My father’s why was born out of his love for my mother.  The reason for his financial success was the challenge of Multiple Sclerosis that they faced together.  My mother was diagnosed with MS when I was three years old.  By the time I was in the second grade, she never took another step.  The last years of her life were spent without the use of her arms, legs, hands, or feet.  My father’s big why for wealth was to provide her with the most extraordinary life possible during each stage of her disease; to be able to travel with three sons and a wheelchair bound wife to Mexico, Asia, Hawaii (annually), and many other locations.  But mostly, he wanted to be able to care for her in her aged years in their home with the use of full-time care givers, so she could live in the home she raised her children in; to have the best quality of life imaginable for someone in her condition.  That was his why.  What’s yours?

You also must have motivation to achieve in order to experience call reluctance.  If you don’t have motivation or desire, it’s not a case of call reluctance.  Motivation and goals are often connected in people.  It’s easier to have motivation to achieve if you know what you want to achieve.  The goals stoke the fire of motivation and desire.

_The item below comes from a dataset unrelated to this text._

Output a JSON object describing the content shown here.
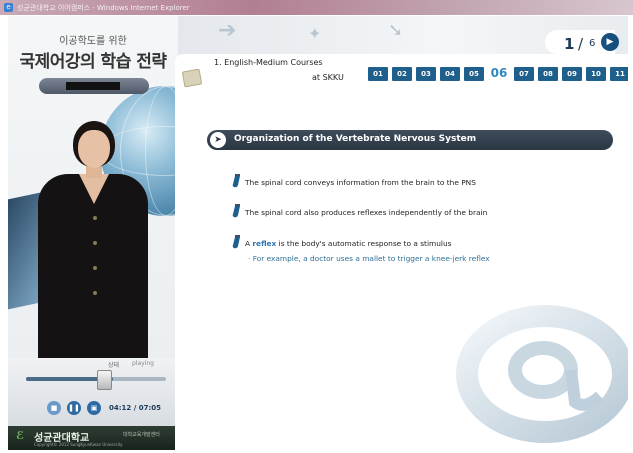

In Dudley and Goodson’s studies, they determined that sales call reluctance can be traced to four core sources

  1. Predisposition
  2. Heredity
  3. Exposure
  4. Personality

We can acquire sales call reluctance from our parents and the environment that we grew up in.  Maybe our parents were technically inclined and technically educated like engineers, scientists, or accountants.  Their view of salespeople was not particularly high.  They often referred to someone in sales with phrases like, “He’s ‘only’ a salesperson.”  Sales was not a highly regarded profession in my household.  It has raised its status as a viable career only because of my overwhelming success at it.

We can be exposed to sales call reluctance by other salespeople and even our sales manager.  It’s like the flu.  We all catch it at one time or another.  If an outbreak happens in a sales department, it can be disastrous.  The sales for the whole company can be affected due to some salespeople being infected.

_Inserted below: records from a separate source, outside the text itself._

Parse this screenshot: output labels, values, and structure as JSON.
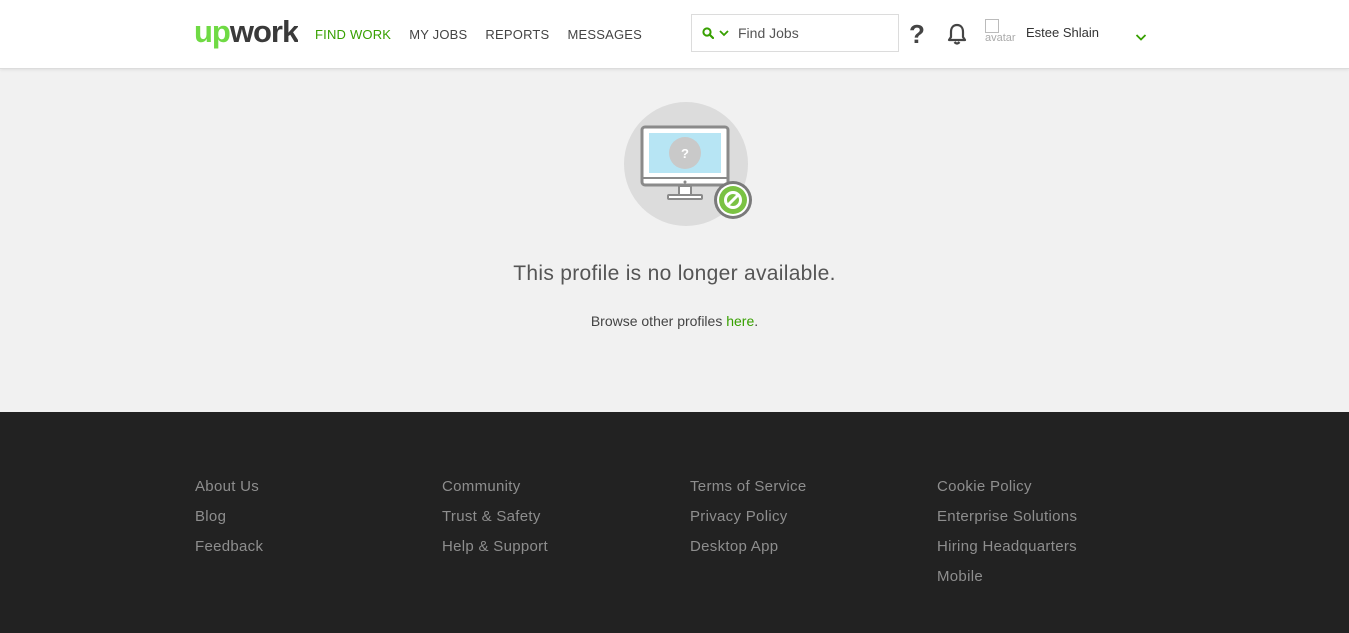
{
  "brand": {
    "logo_text": "upwork",
    "accent": "#37a000"
  },
  "nav": {
    "items": [
      {
        "label": "FIND WORK",
        "active": true
      },
      {
        "label": "MY JOBS"
      },
      {
        "label": "REPORTS"
      },
      {
        "label": "MESSAGES"
      }
    ]
  },
  "search": {
    "placeholder": "Find Jobs",
    "value": "",
    "icon": "search-icon"
  },
  "header": {
    "help_label": "?",
    "avatar_alt": "avatar",
    "user_name": "Estee Shlain"
  },
  "main": {
    "message": "This profile is no longer available.",
    "browse_prefix": "Browse other profiles ",
    "browse_link": "here",
    "browse_suffix": "."
  },
  "footer": {
    "columns": [
      [
        "About Us",
        "Blog",
        "Feedback"
      ],
      [
        "Community",
        "Trust & Safety",
        "Help & Support"
      ],
      [
        "Terms of Service",
        "Privacy Policy",
        "Desktop App"
      ],
      [
        "Cookie Policy",
        "Enterprise Solutions",
        "Hiring Headquarters",
        "Mobile"
      ]
    ]
  }
}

Our personality or behavioral style can increase our ease of catching it causing sales droughts to take place.  Through our extensive work in the last ten years, we have been able to connect a pattern between some behavioral styles and a high likelihood of sales call reluctance and even certain types of sales call reluctance.  For example, we have discovered that high steady behavioral style salespeople have a higher probability of contracting the yielder type of sales call reluctance.

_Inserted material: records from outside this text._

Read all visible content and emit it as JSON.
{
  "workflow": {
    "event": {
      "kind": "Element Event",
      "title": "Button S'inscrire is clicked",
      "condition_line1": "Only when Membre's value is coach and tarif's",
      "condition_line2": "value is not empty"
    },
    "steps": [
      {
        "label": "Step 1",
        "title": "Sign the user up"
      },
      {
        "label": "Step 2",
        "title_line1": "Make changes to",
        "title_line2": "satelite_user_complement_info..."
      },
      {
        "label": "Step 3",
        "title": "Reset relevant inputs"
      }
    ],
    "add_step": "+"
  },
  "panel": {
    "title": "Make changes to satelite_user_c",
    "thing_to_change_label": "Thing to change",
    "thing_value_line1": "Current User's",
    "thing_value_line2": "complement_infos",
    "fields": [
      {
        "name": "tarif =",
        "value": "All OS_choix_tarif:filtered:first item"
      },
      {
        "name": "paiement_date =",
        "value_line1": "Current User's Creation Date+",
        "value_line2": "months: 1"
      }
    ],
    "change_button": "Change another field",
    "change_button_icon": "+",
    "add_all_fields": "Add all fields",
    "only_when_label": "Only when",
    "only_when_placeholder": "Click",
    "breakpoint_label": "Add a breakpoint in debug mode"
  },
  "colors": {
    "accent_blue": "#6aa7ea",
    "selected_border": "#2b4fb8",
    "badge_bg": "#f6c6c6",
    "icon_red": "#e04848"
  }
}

Sales Call Reluctance can be identified when the act of prospecting and lead follow-up, in terms of numbers of contacts, is too low.  We know it’s too low when it doesn’t support the goals of the salesperson.  If you know your sales ratios of contacts to leads, leads to appointments, and appointments to sales, and you don’t make the number of contacts daily, and you have clear goals, you probably have at least a temporary case of some version of sales call reluctance.

If you can see marketing opportunities for what you are selling – whether you are selling a product or service – and don’t seize the opportunities, it is probable that sales call reluctance is inflaming your decision to not act.  Why won’t you take advantage of what might be the “perfect storm” to create sales?  Logically, most people with sales call reluctance will agree that they need to take action.  The problem is if they are experiencing sales call reluctance, few of them do take action.